Analysis of synchronous-reluctance machines for all-wheel-drive systems
In this project, the use of synchronous reluctance machines (SynRM) as all-wheel drive modules in electrically driven vehicles is investigated. The investigations are divided into the rough design of the respective machine, the construction of the CAD geometry, the electromagnetic finite element analysis (FEA) and the post-processing to calculate the machine-specific maps. This procedure is performed for the three selected machine topologies, permanent magnet excited synchronous machine (PMSM), asynchronous machine (ASM) and synchronous-reluctance machine (SynRM), for a high speed and a high torque application.
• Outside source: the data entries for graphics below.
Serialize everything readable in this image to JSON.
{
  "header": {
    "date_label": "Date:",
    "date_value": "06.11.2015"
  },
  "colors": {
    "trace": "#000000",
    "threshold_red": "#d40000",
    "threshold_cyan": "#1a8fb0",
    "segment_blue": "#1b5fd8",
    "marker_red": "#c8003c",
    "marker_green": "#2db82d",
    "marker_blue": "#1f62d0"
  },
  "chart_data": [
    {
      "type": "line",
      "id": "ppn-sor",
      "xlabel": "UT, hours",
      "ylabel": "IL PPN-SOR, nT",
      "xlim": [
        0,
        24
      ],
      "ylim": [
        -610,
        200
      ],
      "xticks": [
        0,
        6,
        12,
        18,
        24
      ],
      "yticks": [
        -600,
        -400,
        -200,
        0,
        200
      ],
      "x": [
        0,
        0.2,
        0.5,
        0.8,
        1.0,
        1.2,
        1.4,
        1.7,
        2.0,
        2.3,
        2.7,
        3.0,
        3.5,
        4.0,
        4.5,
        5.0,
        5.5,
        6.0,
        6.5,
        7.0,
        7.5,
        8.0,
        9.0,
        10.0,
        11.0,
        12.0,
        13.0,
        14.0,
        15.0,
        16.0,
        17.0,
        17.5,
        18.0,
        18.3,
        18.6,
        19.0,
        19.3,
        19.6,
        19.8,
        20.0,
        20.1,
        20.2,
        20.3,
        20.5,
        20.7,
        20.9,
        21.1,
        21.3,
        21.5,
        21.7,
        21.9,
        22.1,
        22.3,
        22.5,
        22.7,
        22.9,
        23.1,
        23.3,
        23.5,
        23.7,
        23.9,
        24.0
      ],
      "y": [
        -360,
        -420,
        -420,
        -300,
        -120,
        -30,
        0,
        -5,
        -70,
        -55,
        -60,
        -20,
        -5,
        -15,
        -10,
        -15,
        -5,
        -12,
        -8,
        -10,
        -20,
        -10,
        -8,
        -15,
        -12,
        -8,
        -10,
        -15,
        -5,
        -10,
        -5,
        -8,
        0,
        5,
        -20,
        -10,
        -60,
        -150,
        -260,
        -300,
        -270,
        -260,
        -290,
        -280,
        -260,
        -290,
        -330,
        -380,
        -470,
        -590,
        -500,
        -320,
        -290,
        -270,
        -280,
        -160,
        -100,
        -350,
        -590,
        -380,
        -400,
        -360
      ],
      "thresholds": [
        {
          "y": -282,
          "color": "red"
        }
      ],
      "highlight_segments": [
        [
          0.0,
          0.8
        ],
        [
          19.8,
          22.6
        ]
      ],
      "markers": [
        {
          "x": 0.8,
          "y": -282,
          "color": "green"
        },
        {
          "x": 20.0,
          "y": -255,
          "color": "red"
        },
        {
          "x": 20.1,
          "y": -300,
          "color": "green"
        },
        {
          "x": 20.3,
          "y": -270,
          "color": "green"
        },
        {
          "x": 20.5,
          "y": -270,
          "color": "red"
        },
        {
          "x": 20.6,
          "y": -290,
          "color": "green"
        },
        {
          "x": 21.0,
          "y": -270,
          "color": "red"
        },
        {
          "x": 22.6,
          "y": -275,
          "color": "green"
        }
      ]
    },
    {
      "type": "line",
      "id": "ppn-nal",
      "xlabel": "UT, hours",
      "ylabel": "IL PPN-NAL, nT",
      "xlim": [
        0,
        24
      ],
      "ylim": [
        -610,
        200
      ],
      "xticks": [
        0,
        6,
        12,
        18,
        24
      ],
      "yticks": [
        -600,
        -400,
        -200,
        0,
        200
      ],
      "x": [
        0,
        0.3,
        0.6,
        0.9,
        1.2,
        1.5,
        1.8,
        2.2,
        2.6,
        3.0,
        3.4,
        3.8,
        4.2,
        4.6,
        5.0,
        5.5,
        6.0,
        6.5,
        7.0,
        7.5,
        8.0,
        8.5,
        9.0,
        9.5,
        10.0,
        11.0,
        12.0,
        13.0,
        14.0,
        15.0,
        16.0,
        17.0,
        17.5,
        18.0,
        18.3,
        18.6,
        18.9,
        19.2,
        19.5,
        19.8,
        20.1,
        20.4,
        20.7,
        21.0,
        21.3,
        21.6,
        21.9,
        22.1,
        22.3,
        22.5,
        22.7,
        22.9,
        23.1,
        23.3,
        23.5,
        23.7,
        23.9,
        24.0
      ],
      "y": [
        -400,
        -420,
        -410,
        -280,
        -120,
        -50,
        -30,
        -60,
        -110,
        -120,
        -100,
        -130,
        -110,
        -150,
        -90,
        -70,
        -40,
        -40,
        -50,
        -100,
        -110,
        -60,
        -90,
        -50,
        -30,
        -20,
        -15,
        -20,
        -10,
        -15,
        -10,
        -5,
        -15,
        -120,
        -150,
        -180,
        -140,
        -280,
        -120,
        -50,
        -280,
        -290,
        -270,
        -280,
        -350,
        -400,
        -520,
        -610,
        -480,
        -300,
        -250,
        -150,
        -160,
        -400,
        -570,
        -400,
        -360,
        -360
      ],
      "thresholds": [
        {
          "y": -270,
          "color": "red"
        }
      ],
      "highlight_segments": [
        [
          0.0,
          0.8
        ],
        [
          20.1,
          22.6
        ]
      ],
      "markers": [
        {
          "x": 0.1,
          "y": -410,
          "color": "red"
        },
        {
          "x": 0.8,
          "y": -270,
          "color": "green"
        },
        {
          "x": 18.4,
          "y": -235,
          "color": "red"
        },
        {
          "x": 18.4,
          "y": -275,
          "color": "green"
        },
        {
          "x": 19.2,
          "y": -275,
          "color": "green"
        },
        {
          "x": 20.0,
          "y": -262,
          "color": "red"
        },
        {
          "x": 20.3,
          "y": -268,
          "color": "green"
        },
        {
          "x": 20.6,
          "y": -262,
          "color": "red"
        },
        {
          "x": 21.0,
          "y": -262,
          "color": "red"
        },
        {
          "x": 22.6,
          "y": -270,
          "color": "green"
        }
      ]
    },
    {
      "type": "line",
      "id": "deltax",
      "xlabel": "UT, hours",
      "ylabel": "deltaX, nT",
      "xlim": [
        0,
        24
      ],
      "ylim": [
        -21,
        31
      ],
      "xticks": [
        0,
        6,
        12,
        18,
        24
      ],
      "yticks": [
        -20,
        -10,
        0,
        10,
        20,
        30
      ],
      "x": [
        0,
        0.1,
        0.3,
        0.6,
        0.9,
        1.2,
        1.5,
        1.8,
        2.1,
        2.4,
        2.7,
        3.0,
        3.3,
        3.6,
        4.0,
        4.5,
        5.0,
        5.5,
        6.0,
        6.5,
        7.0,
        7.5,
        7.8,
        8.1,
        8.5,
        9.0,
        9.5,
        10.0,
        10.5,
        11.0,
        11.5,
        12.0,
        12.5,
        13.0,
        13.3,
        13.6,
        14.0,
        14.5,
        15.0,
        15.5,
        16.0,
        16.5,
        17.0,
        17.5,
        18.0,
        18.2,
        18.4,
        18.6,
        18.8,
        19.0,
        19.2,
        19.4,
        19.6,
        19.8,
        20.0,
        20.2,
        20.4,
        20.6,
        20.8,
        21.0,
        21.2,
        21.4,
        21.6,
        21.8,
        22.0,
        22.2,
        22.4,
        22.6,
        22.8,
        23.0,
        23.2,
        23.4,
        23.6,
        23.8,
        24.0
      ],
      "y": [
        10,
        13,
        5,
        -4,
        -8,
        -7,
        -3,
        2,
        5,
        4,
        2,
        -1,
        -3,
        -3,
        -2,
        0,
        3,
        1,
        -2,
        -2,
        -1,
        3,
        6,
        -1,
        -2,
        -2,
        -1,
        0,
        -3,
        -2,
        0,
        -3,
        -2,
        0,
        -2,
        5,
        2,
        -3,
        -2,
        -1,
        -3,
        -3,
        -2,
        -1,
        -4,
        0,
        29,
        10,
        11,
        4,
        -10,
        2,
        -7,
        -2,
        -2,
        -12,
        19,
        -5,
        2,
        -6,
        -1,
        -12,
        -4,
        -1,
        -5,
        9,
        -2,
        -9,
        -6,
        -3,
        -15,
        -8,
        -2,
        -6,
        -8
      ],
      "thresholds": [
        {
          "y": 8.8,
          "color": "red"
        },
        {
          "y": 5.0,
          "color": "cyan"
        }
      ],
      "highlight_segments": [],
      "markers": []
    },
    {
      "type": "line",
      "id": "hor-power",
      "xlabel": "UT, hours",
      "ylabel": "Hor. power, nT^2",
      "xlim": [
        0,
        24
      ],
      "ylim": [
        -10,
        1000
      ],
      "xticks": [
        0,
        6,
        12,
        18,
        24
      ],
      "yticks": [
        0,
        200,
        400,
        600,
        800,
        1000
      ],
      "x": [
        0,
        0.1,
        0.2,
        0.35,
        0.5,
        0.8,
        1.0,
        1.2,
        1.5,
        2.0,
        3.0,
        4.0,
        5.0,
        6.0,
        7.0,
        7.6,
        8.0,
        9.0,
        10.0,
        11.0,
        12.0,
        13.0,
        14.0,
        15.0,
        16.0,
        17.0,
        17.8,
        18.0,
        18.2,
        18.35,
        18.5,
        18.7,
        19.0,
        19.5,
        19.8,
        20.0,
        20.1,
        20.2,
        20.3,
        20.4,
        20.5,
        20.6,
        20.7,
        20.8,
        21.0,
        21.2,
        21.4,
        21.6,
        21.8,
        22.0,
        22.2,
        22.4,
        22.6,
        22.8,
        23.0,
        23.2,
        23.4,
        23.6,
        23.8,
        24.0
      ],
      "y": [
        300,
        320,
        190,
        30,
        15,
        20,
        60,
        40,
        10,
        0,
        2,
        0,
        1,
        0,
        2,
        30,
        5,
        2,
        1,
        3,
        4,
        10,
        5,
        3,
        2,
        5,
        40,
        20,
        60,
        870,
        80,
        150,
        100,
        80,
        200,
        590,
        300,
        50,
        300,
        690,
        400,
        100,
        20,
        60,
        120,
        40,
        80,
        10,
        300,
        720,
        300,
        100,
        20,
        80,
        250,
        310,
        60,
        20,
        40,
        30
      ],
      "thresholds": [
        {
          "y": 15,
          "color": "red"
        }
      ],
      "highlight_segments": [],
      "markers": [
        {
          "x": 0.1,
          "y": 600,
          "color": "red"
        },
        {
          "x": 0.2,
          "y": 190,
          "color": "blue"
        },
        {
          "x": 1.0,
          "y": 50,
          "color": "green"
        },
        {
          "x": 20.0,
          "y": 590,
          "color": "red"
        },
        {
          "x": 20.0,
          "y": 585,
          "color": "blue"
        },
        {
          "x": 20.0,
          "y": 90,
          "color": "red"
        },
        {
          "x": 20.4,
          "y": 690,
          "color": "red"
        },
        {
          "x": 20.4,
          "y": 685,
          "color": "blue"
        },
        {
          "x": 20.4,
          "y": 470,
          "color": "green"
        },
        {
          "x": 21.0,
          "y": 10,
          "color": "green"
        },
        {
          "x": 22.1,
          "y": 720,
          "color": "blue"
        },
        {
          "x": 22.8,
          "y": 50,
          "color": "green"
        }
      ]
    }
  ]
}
The focus of the investigation is the comparison of the machines regarding their suitability as additional traction machine (all-wheel drive module). Besides the occasional traction operation, the no-load operation, which always occurs when the all-wheel module does not contribute to the traction and is dragged along, is to be examined. Here, the topologies show different suitability. The Cogging torque of the PMSM essentially leads to increased losses of the entire drive system, when the machine is only dragged along, while the topology-related, poor power factor of the SynRM is particularly noticeable in the field weakening area and requires over dimensioning of the power electronics. The aim is to determine the efficiency of the machines at the above-mentioned operating points and to derive from the overall efficiency a recommendation regarding the suitability of the respective topology as a traction machine for all-wheel drive modules.